The horses aren’t just popular with children at the Christmas Pageant, or late-night revellers in Hindley Street, they’re highly effective when things turn ugly.

Back in the day, I was covering a rowdy night-time protest outside a hall in Findon where One Nation leader Pauline Hanson was the star attraction.

When a group of right-wing thugs literally punched their way through the crowd, all hell was about to break loose.

The greys, nostrils flared, their ghostly white shapes towering above us, held the crowd back and calmed things down.

All this could have been avoided if the government had simply stuck with the original railyards site for the new kiddies hospital.

But the Malinauskas Cabinet increasingly looks to be edging into the red zone on the Smug Index.

Before opting to trash a heritage precinct, and make the greys homeless, it would have been smart to first have all its boxes ticked.

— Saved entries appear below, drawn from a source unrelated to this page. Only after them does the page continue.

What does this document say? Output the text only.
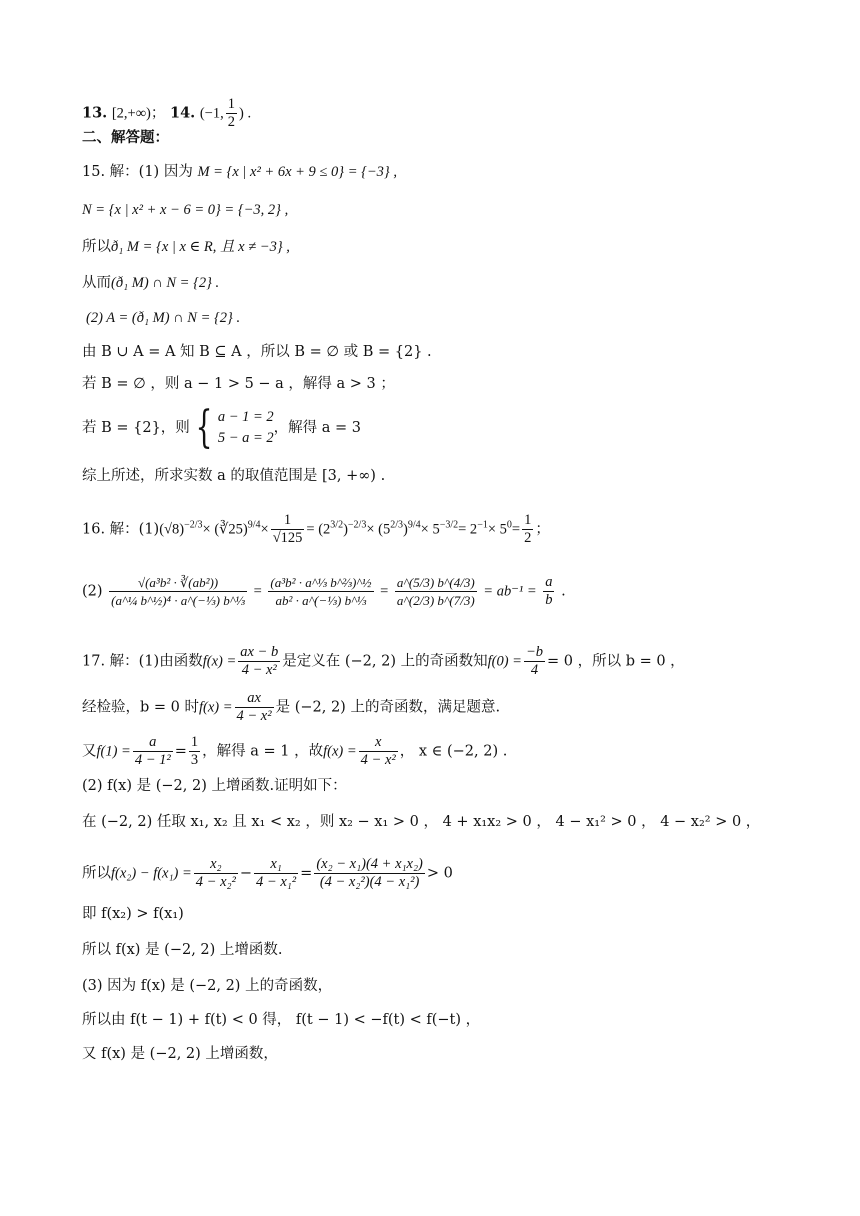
13. [2,+∞)； 14. (−1, $\frac{1}{2}$ ) .
二、解答题：
15. 解：(1) 因为 M = {x | x² + 6x + 9 ≤ 0} = {−3} ,
N = {x | x² + x − 6 = 0} = {−3, 2} ,
所以ð₁ M = {x | x ∈ R, 且 x ≠ −3} ,
从而(ð₁ M) ∩ N = {2} .
(2) A = (ð₁ M) ∩ N = {2} .
由 B ∪ A = A 知 B ⊆ A ，所以 B = ∅ 或 B = {2} .
若 B = ∅ ，则 a − 1 > 5 − a ，解得 a > 3 ；
若 B = {2}，则 { a − 1 = 2
5 − a = 2
，解得 a = 3
综上所述，所求实数 a 的取值范围是 [3, +∞) .
16. 解：$(1)(√8)^{-2/3}\times$ (∛25)$^{9/4}$× $\frac{1}{√125} = (2^{3/2})^{-2/3}\times (5^{2/3})^{9/4}\times 5^{-3/2}= 2^{-1}\times 5^0= \frac{1}{2}$ ；
$(2) \frac{\text{√(a³b² · ∛(ab²))}}{\text{(a\textasciicircum{}¼ b\textasciicircum{}½)⁴ · a\textasciicircum{}(−⅓) b\textasciicircum{}⅓}} = \frac{\text{(a³b² · a\textasciicircum{}⅓ b\textasciicircum{}⅔)\textasciicircum{}½}}{\text{ab² · a\textasciicircum{}(−⅓) b\textasciicircum{}⅓}} = \frac{a\^{}(5/3) b\^{}(4/3)}{a\^{}(2/3) b\^{}(7/3)} = ab^{-1} = \frac{a}{b}$ .
17. 解：(1)由函数$f(x) = \frac{ax - b}{\text{4 − x²}}$ 是定义在 (−2, 2) 上的奇函数知$f(0) = \frac{-b}{4} = 0$ ，所以 b = 0 ，
经检验，b = 0 时$f(x) = \frac{ax}{\text{4 − x²}}$ 是 (−2, 2) 上的奇函数，满足题意.
又$f(1) = \frac{a}{\text{4 − 1²}} = \frac{1}{3}$ ，解得 a = 1 ，故$f(x) = \frac{x}{\text{4 − x²}}$ ， x ∈ (−2, 2) .
(2) f(x) 是 (−2, 2) 上增函数.证明如下：
在 (−2, 2) 任取 x₁, x₂ 且 x₁ < x₂ ，则 x₂ − x₁ > 0 ， 4 + x₁x₂ > 0 ， 4 − x₁² > 0 ， 4 − x₂² > 0 ，
所以$f(x_2) - f(x_1) = \frac{\text{x₂}}{\text{4 − x₂²}} - \frac{\text{x₁}}{\text{4 − x₁²}} = \frac{\text{(x₂ − x₁)(4 + x₁x₂)}}{\text{(4 − x₂²)(4 − x₁²)}} > 0$
即 f(x₂) > f(x₁)
所以 f(x) 是 (−2, 2) 上增函数.
(3) 因为 f(x) 是 (−2, 2) 上的奇函数，
所以由 f(t − 1) + f(t) < 0 得， f(t − 1) < −f(t) < f(−t) ，
又 f(x) 是 (−2, 2) 上增函数，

On a far bigger scale, we’re now seeing Prime Minister Anthony Albanese trying to retrofit legal assurances on limits to the proposed Voice to parliament, walking backwards from the deliberately vague wording of the referendum question to change the Constitution.

If most major public opinion polls are any guide, it may be too little, too late.

In politics, it is rarely a good idea to put the cart before the horse.